Yetiştirdiği ürünlerle katma değerli ürünler üreten Akbay, şöyle konuştu: “1000Mera’nın yanı sıra tüm e-ticaret platformlarında yer aldım. Özellikle temel tüketim ürünleri üretiyorum. Beyaz yakalıların ilgisini çekecek eğlenceli ürünlerin üretimine yeni başlıyorum. Şehirde yaşayan insanların sağlıklı ve doğal ürünlere ulaşmasını kolaylaştırıyorum. Tüketicinin neye ihtiyacı olduğunu düşünüyor, ona göre üretim yapıyorum.”
“Hedefim 2026’da 7 ülkeye satış yapmak”
Ürettiği katma değerli, ürünlerin yanı sıra birçok ürünün de satışını yaptığını söyleyen Akbay, “2026’da 7 ülkede ürünlerimi satmayı hedefliyorum. Yavaş ve sağlam adımlarla ilerliyorum. Şu anda bin 760 müşteriye ulaştık. 3 yılda yüzde 60 büyüdük. Butik değilim ama fabrikasyon üretim de olsun istemem. Dönemsel olarak, 1000Mera’da talep gören ürünler değişiyor. En önemli ürünlerimizden biri olan sucuğun çok fazla hayranı var. Osmanlı’da artık etlerin değerlendirilmesi için ortaya çıkmış, zamanla bir kültür haline gelmiş olan sucuğu sakatattan değil antrikottan, bonfileden, kontrfileden yaparsam talep göreceğini biliyordum. Bir kere tadan her zaman satın almaya başladı. Türkiye’nin önde gelen şeflerine denettim, her kesim tarafından çok beğenildi” dedi.

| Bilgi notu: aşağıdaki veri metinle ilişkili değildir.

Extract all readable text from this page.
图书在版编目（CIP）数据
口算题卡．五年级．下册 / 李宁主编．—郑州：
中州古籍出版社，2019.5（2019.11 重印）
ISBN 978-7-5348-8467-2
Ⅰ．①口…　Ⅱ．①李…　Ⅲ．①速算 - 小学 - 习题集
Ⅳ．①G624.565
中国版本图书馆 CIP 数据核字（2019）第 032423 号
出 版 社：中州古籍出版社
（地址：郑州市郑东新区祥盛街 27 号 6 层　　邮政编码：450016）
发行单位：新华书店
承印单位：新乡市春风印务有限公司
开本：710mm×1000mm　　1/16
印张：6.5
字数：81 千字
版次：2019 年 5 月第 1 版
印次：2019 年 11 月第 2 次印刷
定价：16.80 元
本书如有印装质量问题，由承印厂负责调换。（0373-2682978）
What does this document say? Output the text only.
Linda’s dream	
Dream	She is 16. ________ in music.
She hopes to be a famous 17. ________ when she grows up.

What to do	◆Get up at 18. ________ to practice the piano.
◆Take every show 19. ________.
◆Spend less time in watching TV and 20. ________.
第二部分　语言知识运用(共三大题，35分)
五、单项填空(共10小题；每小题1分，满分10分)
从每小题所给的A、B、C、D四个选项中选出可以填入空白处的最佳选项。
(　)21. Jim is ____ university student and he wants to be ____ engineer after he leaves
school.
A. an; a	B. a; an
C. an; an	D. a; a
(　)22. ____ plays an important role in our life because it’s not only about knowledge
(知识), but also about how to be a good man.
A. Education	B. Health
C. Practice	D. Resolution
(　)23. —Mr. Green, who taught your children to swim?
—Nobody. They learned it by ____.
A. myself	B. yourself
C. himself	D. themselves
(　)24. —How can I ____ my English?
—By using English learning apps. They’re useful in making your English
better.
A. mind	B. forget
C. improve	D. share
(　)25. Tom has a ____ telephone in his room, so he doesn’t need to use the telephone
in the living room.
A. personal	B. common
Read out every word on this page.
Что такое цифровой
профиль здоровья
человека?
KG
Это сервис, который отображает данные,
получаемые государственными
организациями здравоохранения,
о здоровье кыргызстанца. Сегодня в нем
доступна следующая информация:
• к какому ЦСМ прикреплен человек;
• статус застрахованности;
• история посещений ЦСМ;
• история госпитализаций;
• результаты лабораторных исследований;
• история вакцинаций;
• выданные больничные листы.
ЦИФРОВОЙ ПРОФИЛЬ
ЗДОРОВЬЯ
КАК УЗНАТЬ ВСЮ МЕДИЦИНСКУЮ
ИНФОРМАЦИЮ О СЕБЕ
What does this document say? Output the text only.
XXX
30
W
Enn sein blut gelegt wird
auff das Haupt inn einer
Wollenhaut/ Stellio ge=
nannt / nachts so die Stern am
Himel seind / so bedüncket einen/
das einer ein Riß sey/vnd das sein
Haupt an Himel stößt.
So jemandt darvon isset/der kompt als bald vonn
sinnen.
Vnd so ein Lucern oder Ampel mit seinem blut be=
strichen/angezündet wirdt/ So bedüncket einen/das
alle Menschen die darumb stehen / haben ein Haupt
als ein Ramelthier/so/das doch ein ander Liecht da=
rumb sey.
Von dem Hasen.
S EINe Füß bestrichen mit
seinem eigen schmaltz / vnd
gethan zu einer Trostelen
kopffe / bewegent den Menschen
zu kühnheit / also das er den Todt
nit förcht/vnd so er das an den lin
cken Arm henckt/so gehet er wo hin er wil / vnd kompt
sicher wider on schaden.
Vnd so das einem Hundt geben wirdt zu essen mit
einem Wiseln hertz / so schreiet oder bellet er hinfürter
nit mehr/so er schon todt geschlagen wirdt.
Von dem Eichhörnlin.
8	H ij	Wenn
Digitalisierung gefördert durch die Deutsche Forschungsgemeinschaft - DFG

“Türk çiftçisi sadece ayakta kalmaya çalışıyor”
Global Farming Network’un tek resmi Türk üyesi olan Akbay, “Türkiye’de kimse çocuğunun çiftçi olmasını istemezken Avrupa’da insanlar çocuklarını çiftçi olarak yetiştiriyor. Ben de, Cornell Üniversitesi’nde Çiftçi Liderliği eğitimi aldım. Türkiye’de tarım sektöründe hala yanlışı öğrettiğimizi gördüm. Avrupa’da, ‘karbon ayak izini nasıl azaltırız, toprağı nasıl daha az işleriz’ gibi bizim ancak 15 yıl sonra ulaşabileceğimiz sorunlar var. Bir toplantımızda farklı ülkelerden birçok çiftçi, ülkesindeki sorunlarını anlatırken bizim ülkemizde mazot, gübre pahalı gibi basit sorunları dile getirirken utandım. Bize en yakın sorun Nijerya’dan gelen bir çiftçi arkadaşımın anlattıkları oldu. Oradaki sorun, korsanların çiftçileri öldürüp ürünlerini almasıydı” diye konuştu.